Dear Person Who Found My Blog At 11:29 On Saturday Night By Searching For Images of "Children's Panties" on Bing:
Back the fuck away. Seriously. This is no joke. I have your IP address which means I tracked down your name. I know where you live Mr. Livingston, New Jersey, and I have no problem giving your information to the FBI Child Predator Unit. Think I wouldn't? Try me.

Dear Everyone Else Who Might Read Me All the Time Or Maybe You Simply Stumbled Here After Googling Zebra Carcasses, Commuting or Both: My apologies for starting your work week off staring down the barrel of a gun. I could be wrong, but I don't think this is indicative of the rest of your week.

People suck. Sick fucks, this is not news, yet still I am surprised. Disgusted. Panicked, angry, saddened and everything in between. (You'd be surprised how many emotions live between hatred and despair.) I have deleted any photos of my daughter that might raise an eyebrow, or other. Going forward, I will write into the shadows as much as from a clean well-lighted place called Starbucks.

Maybe I am overreacting, sure. It wouldn't be the first time. When Nacho was a kitten we had him micro-chipped, a small something under the nape of his neck with our information. He is ours. He lives here. Please return him. If I could I would do the same in a second to Zoey. Better yet a lojack system that would tell me where she is at all times. Beepbeeep! Oh, I can hear it now, the right to privacy all Constitutional and civil libertarian. But she is only 3, and let's be honest here--I have not gone to the bathroom by myself for years now, Zoey at my knees asking what stinks. I think we laid bare any invasion of privacy the minute I got a plus sign on the pregnancy test, the veins on my breasts suddenly bright blue like a map. She lives here, she is mine, do not even touch her.

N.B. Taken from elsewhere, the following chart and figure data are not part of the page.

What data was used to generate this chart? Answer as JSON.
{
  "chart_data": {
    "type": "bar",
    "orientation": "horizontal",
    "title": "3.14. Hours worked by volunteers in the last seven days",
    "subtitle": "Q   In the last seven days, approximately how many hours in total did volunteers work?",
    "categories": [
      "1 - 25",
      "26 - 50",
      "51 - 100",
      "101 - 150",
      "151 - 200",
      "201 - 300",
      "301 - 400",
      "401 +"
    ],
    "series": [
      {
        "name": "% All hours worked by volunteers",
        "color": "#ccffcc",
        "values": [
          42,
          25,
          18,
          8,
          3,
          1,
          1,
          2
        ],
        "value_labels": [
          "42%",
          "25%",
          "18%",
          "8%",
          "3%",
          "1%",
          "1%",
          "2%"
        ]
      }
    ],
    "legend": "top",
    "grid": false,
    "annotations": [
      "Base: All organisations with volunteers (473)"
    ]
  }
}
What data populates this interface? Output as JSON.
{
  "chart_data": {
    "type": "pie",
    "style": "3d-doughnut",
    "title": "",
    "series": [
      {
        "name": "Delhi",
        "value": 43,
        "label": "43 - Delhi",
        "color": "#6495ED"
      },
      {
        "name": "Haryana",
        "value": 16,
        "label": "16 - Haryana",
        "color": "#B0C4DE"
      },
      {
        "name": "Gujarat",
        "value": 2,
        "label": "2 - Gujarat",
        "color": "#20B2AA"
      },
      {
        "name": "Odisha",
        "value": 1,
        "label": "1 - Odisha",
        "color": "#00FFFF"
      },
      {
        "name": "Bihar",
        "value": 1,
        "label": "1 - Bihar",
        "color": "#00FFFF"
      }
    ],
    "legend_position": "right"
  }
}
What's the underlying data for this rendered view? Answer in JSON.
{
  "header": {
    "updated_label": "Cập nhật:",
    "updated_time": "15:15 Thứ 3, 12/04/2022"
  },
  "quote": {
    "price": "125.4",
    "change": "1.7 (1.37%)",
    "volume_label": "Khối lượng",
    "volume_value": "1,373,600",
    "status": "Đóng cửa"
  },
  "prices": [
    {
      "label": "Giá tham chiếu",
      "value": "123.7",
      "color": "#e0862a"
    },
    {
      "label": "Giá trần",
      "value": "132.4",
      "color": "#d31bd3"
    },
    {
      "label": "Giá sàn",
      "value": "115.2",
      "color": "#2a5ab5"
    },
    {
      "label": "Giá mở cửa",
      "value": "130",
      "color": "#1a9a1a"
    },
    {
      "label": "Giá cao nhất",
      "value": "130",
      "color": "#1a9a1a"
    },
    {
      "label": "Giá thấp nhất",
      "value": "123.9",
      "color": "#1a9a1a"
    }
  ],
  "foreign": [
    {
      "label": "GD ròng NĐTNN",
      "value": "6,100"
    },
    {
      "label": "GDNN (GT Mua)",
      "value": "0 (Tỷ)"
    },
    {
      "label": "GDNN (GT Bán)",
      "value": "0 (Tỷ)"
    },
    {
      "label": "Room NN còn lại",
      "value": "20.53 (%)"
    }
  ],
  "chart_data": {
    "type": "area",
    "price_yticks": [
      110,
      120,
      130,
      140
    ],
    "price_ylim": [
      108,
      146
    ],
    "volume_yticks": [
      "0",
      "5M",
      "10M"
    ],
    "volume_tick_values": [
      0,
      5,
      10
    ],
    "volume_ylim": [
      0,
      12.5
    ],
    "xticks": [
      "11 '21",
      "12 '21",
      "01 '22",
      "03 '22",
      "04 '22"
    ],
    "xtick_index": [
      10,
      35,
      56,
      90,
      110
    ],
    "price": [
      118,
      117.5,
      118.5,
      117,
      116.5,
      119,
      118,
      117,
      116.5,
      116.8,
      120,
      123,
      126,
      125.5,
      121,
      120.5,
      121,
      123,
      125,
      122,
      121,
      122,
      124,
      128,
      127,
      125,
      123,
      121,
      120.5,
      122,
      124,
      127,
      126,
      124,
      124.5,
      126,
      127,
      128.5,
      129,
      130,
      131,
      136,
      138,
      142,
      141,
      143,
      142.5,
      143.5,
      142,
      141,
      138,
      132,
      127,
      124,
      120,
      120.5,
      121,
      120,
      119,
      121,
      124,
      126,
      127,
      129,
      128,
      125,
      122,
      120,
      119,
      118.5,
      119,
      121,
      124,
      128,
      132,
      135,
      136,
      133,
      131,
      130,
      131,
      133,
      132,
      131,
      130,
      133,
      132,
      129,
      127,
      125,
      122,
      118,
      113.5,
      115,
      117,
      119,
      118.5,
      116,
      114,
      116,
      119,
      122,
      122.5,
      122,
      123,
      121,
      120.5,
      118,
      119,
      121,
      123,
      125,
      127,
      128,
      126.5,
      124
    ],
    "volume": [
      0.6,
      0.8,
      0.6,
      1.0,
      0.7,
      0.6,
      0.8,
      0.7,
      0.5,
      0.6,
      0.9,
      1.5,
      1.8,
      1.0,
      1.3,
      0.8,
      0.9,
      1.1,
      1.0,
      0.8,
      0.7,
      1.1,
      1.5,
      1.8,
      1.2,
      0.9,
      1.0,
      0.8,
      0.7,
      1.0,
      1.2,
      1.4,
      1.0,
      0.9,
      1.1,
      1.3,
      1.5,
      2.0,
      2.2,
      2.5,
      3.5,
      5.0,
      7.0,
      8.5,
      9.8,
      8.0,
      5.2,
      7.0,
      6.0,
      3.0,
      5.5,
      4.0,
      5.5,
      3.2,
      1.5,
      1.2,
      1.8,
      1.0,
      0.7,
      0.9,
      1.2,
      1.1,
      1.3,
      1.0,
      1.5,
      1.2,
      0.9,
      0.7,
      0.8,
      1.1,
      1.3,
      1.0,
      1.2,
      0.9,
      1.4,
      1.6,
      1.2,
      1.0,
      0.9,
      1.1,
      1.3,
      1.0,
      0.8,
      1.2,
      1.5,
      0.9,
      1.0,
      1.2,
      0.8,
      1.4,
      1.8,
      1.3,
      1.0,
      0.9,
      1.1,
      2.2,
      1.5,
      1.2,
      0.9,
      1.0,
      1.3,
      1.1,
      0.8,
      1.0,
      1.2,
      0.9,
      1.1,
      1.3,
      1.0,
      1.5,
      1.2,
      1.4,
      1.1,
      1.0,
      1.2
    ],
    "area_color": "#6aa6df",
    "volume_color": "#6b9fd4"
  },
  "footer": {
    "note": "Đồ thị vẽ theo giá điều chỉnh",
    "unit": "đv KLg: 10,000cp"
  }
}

I don't want you to think that I think the world is ugly. More importantly, I don't want Zoey to think that I think the world is fucked. Outside the air smells like spring, calla lilies line our driveway. The other morning I saw a young man give a homeless guy a hot bagel all wrapped up which is not so terribly wonderful in and of itself except that they then shook hands and did that little half-man hug that guys do and I wanted to cry. The world is heartbreakingly beautiful and perfect but broken; what I trust more than anything battery-powered is that the only way to ensure my child's safety is some good old fashioned low-tech parental vigilance. I am not afraid.

Happy Monday, you guys. It may not seem it--most cities cannot even pay for street sweepers anymore--but it is, and we are. Clean, happy and strong.